Almost on cue, the number one reason for all my problems appears on the small TV screen embedded in the seat before me. God has a sick sense of humor.

CNN is on and the volume is off, but Dr. Zelda Anderson is flapping her lips and smiling at Chris Cuomo like she’s planning to eat him alive. And that’s not hyperbole; the woman is a super-predator. My mother is one of those celebrity therapist that writes books and makes TV appearances.
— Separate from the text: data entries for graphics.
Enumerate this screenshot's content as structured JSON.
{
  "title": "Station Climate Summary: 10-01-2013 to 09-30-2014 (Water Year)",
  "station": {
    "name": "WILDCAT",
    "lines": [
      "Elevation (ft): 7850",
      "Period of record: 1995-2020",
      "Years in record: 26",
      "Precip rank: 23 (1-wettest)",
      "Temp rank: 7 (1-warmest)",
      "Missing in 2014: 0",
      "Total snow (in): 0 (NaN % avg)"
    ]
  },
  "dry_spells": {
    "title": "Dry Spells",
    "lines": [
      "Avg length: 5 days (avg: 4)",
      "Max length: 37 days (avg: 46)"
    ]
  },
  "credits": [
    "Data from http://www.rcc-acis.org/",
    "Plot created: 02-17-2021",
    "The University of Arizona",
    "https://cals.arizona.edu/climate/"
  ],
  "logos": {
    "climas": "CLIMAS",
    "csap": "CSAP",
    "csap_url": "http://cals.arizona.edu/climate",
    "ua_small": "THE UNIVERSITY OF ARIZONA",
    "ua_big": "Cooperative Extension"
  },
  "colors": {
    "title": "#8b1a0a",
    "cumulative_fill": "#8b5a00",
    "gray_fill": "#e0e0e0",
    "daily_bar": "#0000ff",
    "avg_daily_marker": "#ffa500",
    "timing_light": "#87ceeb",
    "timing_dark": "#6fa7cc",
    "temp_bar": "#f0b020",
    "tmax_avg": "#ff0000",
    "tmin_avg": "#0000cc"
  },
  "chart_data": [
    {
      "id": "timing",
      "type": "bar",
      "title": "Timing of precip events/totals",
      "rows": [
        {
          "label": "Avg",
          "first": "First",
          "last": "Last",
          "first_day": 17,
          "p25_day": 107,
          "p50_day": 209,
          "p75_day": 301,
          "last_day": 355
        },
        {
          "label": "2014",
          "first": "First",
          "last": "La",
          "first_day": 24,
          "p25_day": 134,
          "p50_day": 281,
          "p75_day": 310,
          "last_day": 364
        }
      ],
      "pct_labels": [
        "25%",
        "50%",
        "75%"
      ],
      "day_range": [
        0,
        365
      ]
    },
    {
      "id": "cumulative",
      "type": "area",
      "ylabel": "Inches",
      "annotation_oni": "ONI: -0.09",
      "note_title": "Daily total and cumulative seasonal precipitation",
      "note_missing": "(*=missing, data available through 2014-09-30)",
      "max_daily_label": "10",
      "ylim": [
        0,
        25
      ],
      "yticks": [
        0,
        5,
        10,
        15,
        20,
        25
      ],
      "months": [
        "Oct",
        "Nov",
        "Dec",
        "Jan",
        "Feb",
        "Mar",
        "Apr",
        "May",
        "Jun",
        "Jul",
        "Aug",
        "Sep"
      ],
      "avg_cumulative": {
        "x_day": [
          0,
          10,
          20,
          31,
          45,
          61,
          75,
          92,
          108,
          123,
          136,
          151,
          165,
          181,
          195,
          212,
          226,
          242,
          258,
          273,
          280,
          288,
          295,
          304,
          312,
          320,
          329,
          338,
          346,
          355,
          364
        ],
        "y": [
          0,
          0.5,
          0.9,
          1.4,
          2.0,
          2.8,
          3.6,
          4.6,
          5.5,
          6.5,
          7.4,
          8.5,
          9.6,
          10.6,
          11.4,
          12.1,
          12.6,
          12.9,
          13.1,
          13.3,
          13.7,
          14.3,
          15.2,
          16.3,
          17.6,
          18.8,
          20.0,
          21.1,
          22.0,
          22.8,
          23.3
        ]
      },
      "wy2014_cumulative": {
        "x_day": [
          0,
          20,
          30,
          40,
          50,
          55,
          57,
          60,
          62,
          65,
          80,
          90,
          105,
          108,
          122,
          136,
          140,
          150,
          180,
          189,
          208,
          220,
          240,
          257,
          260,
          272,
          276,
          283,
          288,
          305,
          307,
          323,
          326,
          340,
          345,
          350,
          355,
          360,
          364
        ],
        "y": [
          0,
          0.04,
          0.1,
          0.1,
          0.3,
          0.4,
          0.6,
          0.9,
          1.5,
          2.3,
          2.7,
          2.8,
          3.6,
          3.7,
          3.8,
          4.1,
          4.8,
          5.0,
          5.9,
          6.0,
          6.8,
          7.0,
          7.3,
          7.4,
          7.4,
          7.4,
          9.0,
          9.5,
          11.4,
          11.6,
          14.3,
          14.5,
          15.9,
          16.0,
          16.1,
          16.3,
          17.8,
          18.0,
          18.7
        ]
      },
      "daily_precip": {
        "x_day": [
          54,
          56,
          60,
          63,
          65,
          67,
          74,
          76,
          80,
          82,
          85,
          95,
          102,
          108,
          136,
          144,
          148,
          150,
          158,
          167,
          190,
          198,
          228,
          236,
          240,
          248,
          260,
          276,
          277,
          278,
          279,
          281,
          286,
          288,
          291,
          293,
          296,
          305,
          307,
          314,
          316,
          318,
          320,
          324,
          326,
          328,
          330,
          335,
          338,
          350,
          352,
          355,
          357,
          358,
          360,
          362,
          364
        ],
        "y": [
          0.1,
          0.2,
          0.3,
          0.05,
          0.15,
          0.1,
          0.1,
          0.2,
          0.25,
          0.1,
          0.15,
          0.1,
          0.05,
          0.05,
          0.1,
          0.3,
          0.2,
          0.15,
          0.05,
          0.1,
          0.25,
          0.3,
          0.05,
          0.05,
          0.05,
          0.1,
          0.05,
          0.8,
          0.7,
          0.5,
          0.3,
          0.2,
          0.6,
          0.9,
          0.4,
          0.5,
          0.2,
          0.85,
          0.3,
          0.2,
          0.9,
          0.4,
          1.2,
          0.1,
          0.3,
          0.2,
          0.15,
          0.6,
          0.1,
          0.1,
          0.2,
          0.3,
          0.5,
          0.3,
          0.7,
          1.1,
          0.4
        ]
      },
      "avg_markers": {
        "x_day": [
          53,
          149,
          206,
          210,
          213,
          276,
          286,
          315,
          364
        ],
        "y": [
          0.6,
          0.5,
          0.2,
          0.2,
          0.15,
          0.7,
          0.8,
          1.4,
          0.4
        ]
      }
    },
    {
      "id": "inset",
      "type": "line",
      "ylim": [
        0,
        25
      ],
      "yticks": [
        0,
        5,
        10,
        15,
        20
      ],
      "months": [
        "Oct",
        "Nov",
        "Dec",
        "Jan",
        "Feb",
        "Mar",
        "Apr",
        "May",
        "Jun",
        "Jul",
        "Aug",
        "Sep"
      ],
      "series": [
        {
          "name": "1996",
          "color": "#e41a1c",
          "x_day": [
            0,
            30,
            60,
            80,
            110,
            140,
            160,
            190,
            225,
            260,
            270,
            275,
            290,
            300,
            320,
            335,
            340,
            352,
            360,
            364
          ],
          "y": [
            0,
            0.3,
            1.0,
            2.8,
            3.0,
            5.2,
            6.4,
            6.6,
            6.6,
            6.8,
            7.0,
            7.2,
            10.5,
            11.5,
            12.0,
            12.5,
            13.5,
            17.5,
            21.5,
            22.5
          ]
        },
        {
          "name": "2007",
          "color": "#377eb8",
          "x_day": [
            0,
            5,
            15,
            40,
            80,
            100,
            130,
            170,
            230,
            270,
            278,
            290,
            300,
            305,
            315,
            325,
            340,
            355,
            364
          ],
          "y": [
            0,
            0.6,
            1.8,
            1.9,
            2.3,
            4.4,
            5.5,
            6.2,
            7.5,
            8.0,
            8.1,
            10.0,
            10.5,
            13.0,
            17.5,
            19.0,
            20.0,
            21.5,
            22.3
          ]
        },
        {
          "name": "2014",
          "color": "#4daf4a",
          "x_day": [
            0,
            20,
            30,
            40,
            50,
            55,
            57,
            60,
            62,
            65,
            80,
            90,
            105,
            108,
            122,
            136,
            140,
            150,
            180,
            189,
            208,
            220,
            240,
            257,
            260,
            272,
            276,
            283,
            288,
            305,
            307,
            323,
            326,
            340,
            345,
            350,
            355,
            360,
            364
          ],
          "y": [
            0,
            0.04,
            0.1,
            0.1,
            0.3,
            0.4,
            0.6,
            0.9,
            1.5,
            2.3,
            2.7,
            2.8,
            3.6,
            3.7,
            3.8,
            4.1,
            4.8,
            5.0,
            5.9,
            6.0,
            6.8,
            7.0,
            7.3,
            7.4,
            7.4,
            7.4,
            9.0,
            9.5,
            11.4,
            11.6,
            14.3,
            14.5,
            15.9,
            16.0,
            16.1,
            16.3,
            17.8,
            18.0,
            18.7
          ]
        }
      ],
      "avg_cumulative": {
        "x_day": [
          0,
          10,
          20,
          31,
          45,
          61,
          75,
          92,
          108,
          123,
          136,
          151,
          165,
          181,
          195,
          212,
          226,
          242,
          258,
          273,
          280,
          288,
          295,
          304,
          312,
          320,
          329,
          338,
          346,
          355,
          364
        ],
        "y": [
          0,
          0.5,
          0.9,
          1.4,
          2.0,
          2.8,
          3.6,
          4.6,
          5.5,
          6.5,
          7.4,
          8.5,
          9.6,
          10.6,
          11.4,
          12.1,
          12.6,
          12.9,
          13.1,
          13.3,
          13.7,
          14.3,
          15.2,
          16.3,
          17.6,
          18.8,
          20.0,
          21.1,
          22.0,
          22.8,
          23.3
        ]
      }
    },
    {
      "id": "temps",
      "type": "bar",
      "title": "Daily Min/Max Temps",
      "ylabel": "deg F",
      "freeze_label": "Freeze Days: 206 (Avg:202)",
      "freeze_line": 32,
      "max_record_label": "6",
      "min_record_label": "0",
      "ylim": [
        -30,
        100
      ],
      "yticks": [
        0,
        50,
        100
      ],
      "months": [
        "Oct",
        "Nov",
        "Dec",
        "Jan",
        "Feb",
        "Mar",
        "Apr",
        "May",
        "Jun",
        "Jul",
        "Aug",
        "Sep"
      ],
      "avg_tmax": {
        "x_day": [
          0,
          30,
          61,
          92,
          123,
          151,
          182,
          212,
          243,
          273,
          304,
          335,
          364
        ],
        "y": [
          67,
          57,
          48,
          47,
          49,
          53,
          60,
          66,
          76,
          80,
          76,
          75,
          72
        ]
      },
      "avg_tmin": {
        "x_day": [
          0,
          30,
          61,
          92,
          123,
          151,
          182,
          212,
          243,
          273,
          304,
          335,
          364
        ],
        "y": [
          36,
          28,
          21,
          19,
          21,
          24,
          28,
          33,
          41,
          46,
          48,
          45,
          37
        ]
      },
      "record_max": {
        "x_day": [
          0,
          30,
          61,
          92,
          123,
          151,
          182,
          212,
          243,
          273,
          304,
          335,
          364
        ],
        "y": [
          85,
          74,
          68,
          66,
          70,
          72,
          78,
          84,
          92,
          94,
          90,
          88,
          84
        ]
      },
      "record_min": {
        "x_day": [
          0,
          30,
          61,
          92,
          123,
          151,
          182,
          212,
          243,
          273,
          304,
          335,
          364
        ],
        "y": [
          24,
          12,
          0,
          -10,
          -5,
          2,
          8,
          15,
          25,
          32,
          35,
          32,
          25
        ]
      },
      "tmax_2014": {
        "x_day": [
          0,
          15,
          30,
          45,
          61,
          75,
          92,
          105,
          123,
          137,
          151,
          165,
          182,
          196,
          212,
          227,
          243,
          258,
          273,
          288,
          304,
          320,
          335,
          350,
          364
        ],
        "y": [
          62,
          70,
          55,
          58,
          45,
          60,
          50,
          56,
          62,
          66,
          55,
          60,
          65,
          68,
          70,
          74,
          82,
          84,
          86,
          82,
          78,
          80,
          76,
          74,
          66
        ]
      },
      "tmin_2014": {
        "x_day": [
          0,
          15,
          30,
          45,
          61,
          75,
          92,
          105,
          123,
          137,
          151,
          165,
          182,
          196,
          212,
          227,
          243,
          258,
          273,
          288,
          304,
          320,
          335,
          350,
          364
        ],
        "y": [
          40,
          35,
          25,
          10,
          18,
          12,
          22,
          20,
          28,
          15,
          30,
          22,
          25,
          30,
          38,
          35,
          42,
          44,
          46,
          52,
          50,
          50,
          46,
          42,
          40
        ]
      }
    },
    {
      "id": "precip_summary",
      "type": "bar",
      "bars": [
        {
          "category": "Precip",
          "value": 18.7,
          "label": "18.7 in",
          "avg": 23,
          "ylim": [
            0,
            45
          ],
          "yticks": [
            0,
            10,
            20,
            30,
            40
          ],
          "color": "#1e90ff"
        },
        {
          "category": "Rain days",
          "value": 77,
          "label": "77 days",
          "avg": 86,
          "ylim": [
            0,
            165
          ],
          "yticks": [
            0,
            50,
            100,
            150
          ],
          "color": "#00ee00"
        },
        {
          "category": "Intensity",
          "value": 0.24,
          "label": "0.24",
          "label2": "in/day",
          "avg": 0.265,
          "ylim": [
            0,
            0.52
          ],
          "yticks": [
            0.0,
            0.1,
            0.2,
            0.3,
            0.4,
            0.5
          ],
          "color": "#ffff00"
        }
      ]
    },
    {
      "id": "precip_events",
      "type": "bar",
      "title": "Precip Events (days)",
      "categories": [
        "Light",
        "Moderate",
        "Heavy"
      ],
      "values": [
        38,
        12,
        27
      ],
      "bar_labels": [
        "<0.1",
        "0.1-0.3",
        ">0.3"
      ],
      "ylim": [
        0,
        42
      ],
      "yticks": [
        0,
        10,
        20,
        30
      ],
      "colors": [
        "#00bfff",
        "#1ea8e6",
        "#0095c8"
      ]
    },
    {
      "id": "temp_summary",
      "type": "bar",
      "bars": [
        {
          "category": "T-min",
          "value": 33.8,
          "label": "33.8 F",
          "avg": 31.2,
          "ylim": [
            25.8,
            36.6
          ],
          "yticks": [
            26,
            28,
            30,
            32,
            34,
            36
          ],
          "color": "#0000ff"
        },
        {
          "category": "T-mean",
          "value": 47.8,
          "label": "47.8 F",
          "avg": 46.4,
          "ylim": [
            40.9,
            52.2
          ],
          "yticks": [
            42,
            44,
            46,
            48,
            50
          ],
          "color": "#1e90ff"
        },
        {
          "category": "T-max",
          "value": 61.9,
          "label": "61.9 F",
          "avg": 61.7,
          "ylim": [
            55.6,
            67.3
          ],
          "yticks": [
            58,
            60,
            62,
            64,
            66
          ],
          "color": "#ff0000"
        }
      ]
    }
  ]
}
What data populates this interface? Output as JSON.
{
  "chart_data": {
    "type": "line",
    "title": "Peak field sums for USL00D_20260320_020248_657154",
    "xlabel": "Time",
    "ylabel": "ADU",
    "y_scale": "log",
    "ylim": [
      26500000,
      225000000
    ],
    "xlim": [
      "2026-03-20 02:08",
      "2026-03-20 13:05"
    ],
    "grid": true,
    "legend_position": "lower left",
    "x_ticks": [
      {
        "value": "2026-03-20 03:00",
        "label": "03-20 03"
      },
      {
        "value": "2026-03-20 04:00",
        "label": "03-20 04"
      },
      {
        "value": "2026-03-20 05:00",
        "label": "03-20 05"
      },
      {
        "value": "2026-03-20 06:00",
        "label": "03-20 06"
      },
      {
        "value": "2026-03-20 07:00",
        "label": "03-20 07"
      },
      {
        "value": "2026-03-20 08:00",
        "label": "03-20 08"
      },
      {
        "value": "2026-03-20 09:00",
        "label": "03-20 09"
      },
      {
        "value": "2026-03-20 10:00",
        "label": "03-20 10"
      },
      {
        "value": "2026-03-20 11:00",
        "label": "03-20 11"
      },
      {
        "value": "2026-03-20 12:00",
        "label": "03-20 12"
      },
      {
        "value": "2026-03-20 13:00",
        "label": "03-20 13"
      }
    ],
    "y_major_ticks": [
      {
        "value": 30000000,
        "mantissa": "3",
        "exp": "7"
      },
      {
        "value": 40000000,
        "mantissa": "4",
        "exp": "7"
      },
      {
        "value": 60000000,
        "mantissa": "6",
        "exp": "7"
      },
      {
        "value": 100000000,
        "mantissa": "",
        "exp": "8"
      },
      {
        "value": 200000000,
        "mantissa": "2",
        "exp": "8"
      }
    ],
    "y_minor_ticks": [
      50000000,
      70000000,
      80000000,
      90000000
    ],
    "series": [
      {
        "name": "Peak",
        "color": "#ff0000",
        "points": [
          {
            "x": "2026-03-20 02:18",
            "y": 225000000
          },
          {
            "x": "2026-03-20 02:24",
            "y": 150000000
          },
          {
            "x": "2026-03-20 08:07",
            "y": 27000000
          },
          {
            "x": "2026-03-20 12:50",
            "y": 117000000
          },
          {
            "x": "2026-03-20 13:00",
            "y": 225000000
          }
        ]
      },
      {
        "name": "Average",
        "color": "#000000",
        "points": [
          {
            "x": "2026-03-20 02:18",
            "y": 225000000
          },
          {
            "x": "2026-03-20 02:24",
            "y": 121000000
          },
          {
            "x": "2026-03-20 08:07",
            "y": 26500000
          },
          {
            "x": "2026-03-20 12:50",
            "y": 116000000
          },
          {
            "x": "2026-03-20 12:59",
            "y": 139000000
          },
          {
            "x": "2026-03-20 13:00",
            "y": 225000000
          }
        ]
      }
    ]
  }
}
I’m pretty sure she’s never had any legit patients that she’s cared for because that would require the ability to empathize. No, Zelda is content with spouting words of wisdom she doesn’t live by and getting her hair and makeup done.

I can’t press the button fast enough, and heave a sigh of relief when the screen goes dark.

The plane ride from hell ends around 10 pm with a bumpy landing and a kick to the back of my seat hard enough to displace the last vertebra of my spine. This happens second from me standing and screaming, “Will somebody get this child a fucking grilled cheese!”

The bone-jarring landing is followed up by a foot race to the car rental counters when we’re informed by loudspeaker that all connecting flights are canceled due to the mother-of-all-storms gathering along the East coast. With two large and overstuffed suitcases dragging behind me, running fast is a relative term.

When I finally get there, I’m the umpteenth person in line. I pull out my phone while I wait and check my Twitter feed. 1,038 new alerts to my tweet, which I refuse to delete out of principal.

Most of them are suggesting I do things to the orifices of my body that would end my life. One threatens to doxx me. For those of you unfamiliar with this practice, it means to post personal information like an address of where you live and work online for public consumption, quite possibly putting someone in harm’s way.